Lattakia started out in a rather unfun way. Rain is rarely fun when you want to stay dry, but I also discovered that since leaving Istanbul my shoes had been blessed, by which I mean they were holy. Lots of holes, big ones, small ones, which to be fair did help the water drain out of my shoes, but often let in far more water than they drained. I also encountered the one and only traffic collision that I saw in Syria, it wasn't even all that serious, bumper on bumper, drivers got out yelled at each other, and I carried on. It surprised me, but what surprised me more was that it was the only collision I saw while in Syria.

I did eventually make it to my hotel, where the owner (can you guess what his name was? it started with M and is the most popular name in the world) immediatly made me sit down and brought me tea and shared a tray of veggies and olives that apparently were grown by him and his family.
It was here where I finnally me the first white people since leaving Istanbul, oddly enough the same guys that I saw at the train station in Aleppo. Turns out they had even stayed at the same hotel as me in Aleppo, in the next room, yet we never saw each other. They were Russians from Lithuania living in London who had been on the road for almost 4 months, it was nice to talk to someone almost from my type of world for at least a little. We joined up later when leaving Lattakia, but that comes later.
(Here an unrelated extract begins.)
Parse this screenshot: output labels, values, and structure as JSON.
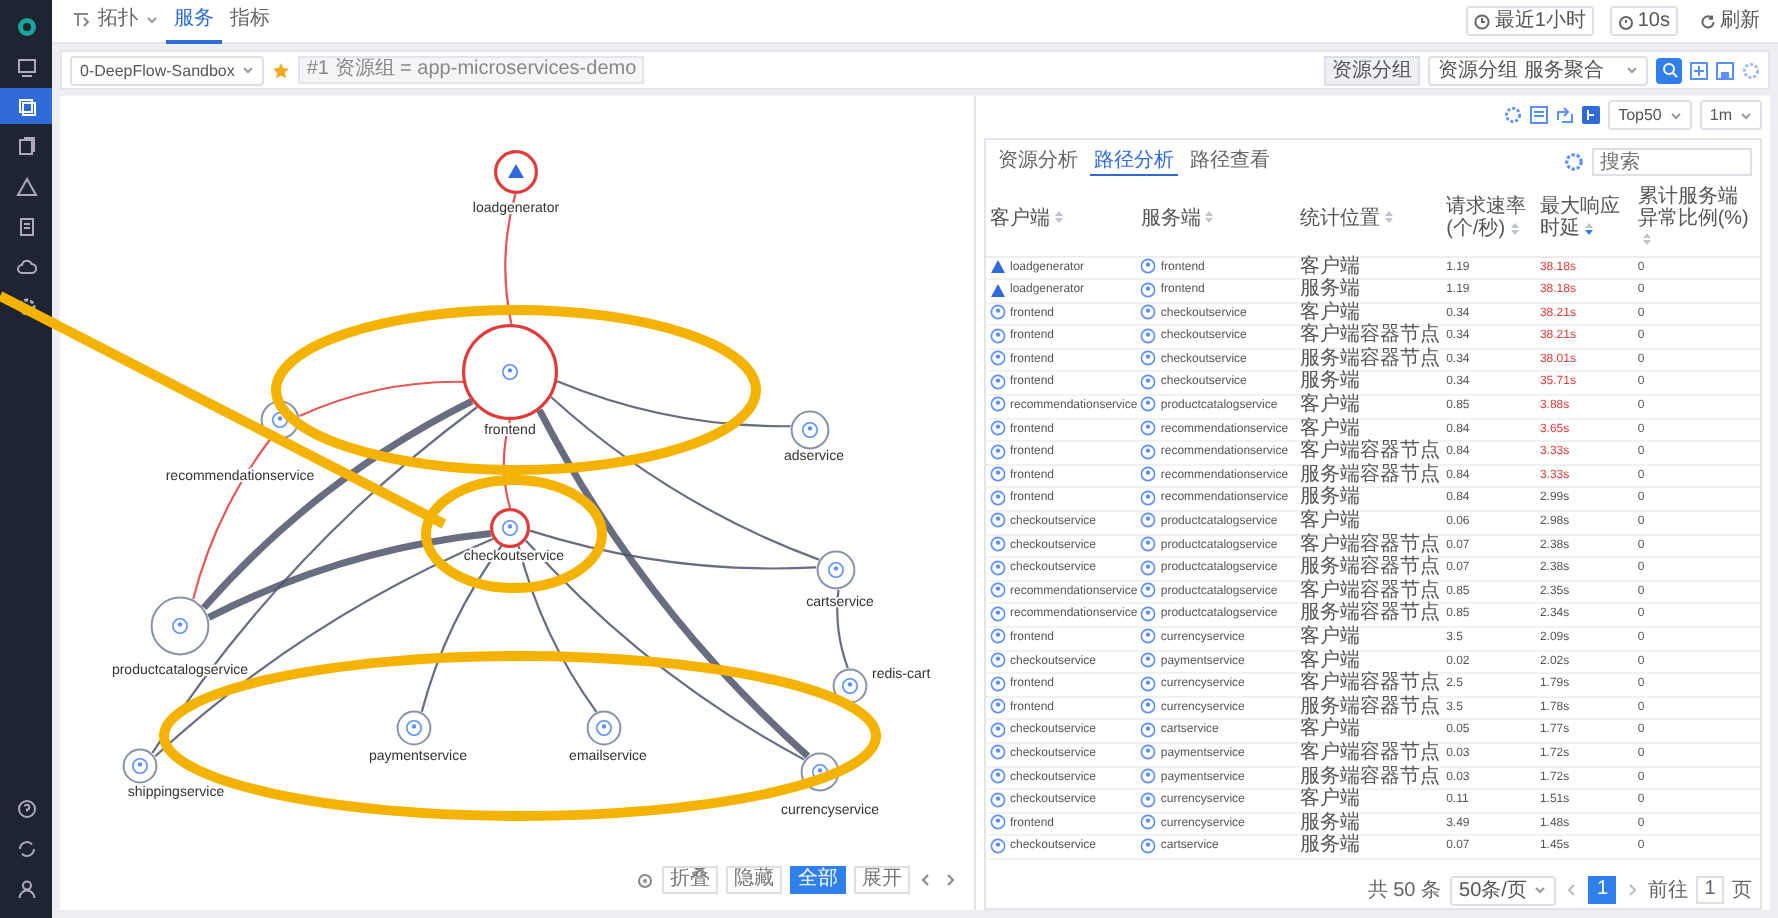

The owner of the hotel was friendly, almost to a fault, was as described by everyone I met who knew him(a rather well connected guy) as eccentric, and that still fails to describe him. A massive fan of Tintin, has all the books, all the movies, and had decorated the hotel with an assortment of pictures of Tintin and drawings, he was particularly proud of a larger than life Tintin mural on the exterior of the 7th story of the building that he had made. Obsessed, eccentric, friendly, interesting, all of the above.

Lattakia as a city was interesting, the rain stopped for brief moments, but not enough to risk leaving my rain gear at the hotel to explore the city. It had a few nice churches, a couple interesting Mosques, the main Syrian Port. But the most interesting part of the city was the people. Lattakia was the first time that I had seen the skin of a woman other than her face and hands, there were women wearing short dresses(just below the knee), there was a sense of style that was almost trying to emulate Istanbul and the west. And though they tried, the restrictions of the rest of Syrian society seemed to keep the city in check.

Spent most of the day exploring and reading, as I had borrowed a book from the hotel to read, as I had long ago ran out of reading material in english that wasn't telling me about all the wonderful things that Islam could do for me if I were to convert.

I also met the second(well third) white person I encountered on my journey, a pretty German girl by the name of Sabine. Living and studying Arabic in Amman Jordan on a weekend trip to Syria and Lebanon.